Ropa coraz bliżej 100 dolarów
Wzrost napięcia pomiędzy Rosją i Ukrainą sprawia, że mocno drożeje ropa. W poniedziałek jej cena rosła o 2,4 proc. i ok. 19.30 baryłka ropy Brent kosztowałą już 95,8 dol.
W poniedziałek przed godziną 19 agencja TASS podała, że prezydent Rosji Władimir Putin powiedział kanclerzowi Niemiec Olafowi Scholzowi i prezydentowi Francji Emmanuelowi Macronowi, że ma zamiar podpisać dekret o uznaniu niepodległości tzw. republik ludowych, powołanych przez separatystów w Donbasie.
- O ile jeszcze tuż przed weekendem dominowały obawy o rosnące prawdopodobieństwo inwazji rosyjskiej na ten kraj, to już dzisiaj rano pojawiły się optymistyczne wieści. Prezydent Francji, Emmanuel Macron, poinformował bowiem, że Joe Biden i Władimir Putin wstępnie zgodzili się, że wspólne rozmowy na temat Ukrainy mają sens. Dla inwestorów oznacza to jedno: że możliwe jest dyplomatyczne zakończenie sporu wokół Ukrainy. A to wywołało powiew optymizmu na rynkach dzisiaj rano - i jednocześnie presję spadkową na ceny ropy naftowej - pisali jeszcze rano analitycy DM BOŚ. Jednak wieczorem na rynki napłynęły całkiem inne informacje.

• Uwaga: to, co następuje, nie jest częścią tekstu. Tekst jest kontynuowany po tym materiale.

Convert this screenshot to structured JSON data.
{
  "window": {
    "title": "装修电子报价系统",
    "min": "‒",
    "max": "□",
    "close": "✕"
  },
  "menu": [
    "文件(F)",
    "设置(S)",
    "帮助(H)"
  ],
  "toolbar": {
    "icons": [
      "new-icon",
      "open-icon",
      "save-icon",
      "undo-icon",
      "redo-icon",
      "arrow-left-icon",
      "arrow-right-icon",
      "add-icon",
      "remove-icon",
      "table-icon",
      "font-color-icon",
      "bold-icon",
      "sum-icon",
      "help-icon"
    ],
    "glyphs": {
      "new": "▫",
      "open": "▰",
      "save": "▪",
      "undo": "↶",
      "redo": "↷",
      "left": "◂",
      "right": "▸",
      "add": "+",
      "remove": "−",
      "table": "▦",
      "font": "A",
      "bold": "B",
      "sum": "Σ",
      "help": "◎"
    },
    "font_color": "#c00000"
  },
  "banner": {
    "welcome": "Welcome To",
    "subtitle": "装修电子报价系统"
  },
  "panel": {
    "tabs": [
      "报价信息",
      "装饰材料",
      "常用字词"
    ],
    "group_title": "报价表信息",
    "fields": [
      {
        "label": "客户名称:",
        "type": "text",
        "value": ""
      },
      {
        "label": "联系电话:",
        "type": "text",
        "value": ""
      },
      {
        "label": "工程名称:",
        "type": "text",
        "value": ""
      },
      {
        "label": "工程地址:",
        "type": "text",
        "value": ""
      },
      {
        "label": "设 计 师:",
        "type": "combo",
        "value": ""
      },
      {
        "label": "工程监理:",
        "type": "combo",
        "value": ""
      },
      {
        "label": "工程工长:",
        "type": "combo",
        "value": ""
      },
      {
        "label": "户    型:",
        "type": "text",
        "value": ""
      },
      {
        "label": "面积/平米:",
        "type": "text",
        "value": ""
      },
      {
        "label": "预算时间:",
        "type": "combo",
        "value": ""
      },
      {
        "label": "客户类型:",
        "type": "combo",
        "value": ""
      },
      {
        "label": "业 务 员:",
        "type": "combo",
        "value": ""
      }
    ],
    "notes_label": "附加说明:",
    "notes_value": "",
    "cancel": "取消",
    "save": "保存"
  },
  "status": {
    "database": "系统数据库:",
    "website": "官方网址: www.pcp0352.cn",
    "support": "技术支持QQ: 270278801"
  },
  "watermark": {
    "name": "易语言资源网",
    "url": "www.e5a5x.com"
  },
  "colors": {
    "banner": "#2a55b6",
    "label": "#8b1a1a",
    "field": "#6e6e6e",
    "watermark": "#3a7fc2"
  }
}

Poniedziałek przyniósł także powrót paniki na rynkach kapitałowych. Najwięcej straciły indeksy w Rosji: Moex spadł o 10,50 proc., a RTSI o 13,21 proc. - to efekt obaw inwestorów i reakcja na ryzyko wybuchu wojny. Przed spadkami nie uchronił się także warszawski parkiet: WIG20 spadł o 3,44 proc.; indeks szerokiego rynku WIG o 3,18 proc.